Roll Call to Destiny by Brent Nosworthy

I just finished a book about the Civil War that takes a unique look at small unit tactics during the War.  Roll Call to Destiny by Brent Nosworthy is not another retread narrative of the Civil War.  The book is an enlightening examination of Union and Confederate tactics for infantry, cavalry, and artillery.  It is 290 pages divided into an introduction, conclusion, and ten chapters.  The chapters discuss actions from the perspective of a Union infantry brigade at the First Battle of Bull Run to the actions of a Confederate artillery unit at the Battle of Fredericksburg to the actions of a Union regiment in the assault on Missionary Ridge.


Based on his previous books, Nosworthy is very knowledgeable in the tactics and weaponry of the Eighteenth and Nineteenth Centuries.  He calls upon this knowledge to explain how and why the Civil War was fought the way it was.  For example, Civil War military leaders (Union and Confederate) drew from the writings of a conservative French military theorist Baron Antoine –Henri de Jomini for the plans of their tactics.


In addition to the insights that Nosworthy has on tactics, he brings in other information that many readers may not be aware of.  For instance, his discussion on the long-range effectiveness of the rifled muskets is fascinating.  I always thought it was suicide that the two sides would line up in a clear area and try to butcher each other.  However, as Nosworthy points out, the rifle muskets were not as accurate as I believed.  The muskets were extremely inaccurate at ranges of more than 110 yards (because of the low velocity of the minié balls) if the rifleman did not make certain calculations to counter the trajectory of the ball.  Knowing this information, I now have a better understanding of why battles were fought the way they were by the participants.

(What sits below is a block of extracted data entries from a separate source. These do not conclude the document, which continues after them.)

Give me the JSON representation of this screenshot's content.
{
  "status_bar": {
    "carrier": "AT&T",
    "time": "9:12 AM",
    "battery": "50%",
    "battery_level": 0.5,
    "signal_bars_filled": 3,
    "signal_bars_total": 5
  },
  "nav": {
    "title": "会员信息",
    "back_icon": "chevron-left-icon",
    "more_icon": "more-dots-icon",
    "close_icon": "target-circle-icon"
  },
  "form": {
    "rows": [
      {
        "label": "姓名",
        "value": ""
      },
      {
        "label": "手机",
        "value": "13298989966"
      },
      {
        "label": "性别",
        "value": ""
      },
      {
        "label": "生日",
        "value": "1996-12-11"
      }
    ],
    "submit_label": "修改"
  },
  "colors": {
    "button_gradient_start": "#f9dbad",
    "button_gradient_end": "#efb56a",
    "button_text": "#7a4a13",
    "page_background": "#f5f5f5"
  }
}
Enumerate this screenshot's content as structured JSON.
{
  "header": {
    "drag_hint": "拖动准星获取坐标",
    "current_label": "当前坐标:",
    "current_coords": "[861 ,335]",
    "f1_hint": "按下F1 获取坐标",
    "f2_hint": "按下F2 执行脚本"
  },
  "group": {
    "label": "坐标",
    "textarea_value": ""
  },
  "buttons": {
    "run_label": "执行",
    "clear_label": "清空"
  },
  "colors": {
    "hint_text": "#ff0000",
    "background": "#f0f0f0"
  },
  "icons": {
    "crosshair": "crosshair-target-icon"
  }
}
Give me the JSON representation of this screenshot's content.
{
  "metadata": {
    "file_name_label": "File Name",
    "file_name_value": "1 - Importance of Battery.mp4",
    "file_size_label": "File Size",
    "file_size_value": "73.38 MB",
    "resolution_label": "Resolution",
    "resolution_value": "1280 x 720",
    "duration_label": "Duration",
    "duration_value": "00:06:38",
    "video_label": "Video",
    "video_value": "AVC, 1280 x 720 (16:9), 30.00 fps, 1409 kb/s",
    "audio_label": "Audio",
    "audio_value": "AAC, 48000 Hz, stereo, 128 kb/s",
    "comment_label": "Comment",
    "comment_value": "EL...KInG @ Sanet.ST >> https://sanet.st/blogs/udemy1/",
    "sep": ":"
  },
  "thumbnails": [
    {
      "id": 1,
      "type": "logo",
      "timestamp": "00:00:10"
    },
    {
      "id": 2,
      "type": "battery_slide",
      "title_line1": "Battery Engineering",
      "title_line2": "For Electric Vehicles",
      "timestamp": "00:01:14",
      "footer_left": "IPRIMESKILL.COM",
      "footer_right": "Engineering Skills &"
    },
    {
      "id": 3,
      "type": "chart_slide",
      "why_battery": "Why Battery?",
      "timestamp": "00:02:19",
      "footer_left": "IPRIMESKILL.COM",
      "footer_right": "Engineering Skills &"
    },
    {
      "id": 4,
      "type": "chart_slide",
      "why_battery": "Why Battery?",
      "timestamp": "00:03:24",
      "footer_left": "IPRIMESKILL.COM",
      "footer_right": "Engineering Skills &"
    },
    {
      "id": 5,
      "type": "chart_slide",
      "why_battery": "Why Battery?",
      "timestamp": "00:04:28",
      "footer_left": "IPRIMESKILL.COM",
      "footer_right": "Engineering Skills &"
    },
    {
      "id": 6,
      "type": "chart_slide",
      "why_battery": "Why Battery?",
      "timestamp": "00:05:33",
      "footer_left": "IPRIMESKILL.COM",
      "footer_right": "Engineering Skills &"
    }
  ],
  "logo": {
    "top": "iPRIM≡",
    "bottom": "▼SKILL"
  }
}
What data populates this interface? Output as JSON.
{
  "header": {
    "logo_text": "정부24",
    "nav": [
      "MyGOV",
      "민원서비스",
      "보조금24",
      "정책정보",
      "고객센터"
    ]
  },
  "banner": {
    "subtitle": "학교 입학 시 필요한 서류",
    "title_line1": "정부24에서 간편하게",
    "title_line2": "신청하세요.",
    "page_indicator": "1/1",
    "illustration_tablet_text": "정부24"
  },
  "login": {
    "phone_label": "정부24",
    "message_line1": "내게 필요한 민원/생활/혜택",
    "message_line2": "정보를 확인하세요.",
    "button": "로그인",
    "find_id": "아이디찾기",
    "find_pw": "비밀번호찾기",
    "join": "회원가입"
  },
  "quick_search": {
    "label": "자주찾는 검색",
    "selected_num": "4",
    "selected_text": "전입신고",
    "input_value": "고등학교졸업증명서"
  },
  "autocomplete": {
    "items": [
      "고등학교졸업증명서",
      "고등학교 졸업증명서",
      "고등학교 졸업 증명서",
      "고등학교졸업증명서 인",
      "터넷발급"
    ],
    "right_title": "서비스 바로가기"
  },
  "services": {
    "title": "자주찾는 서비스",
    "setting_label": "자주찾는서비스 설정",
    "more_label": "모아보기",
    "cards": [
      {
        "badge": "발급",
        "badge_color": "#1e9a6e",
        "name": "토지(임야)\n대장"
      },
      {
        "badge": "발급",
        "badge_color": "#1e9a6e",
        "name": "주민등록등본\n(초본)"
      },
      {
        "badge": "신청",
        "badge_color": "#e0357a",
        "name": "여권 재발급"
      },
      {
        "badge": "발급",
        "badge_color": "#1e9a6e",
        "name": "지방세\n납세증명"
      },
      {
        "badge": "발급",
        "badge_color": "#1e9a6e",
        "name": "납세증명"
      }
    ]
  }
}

The eight chapters on the various battles (The Battle of Bull Run is covered in two chapters) are based upon diaries, letters, and after action reports of the participants.  Nosworthy turns these primary sources into stories of the men who fought and died for a cause they truly believed in.  Some men rose to the occasion against all odds and others faltered when a little more effort may have taken the day.


After three of the battle explanations, Nosworthy adds tactical observations or analysis of what the combatants did right or what they could have done to win the battle.  These observations are real gems.  For instance, in the observation about the Fifty-seventh New York Regiment at Fair Oaks, Nosworthy discusses how the bayonet was rarely used for fighting in contrast to popular belief about its use.  He further clarifies a big difference between bayonet fighting and bayonet charge – the former being the actual fighting with a bayonet and the latter being a charge that forces a defender to make an instant decision on whether to fight or flee.


I have only one note of criticism and that is Nosworthy’s use of maps – it is great that he uses historical battle maps, but these are frequently too small to show the troop dispositions and movements in detail.  Better maps would have provided a clearer picture of what was occurring on the battlefields.


Roll Call to Destiny would be a great read for any person wanting to have a better understanding of what small units went through during various battles in the Civil War.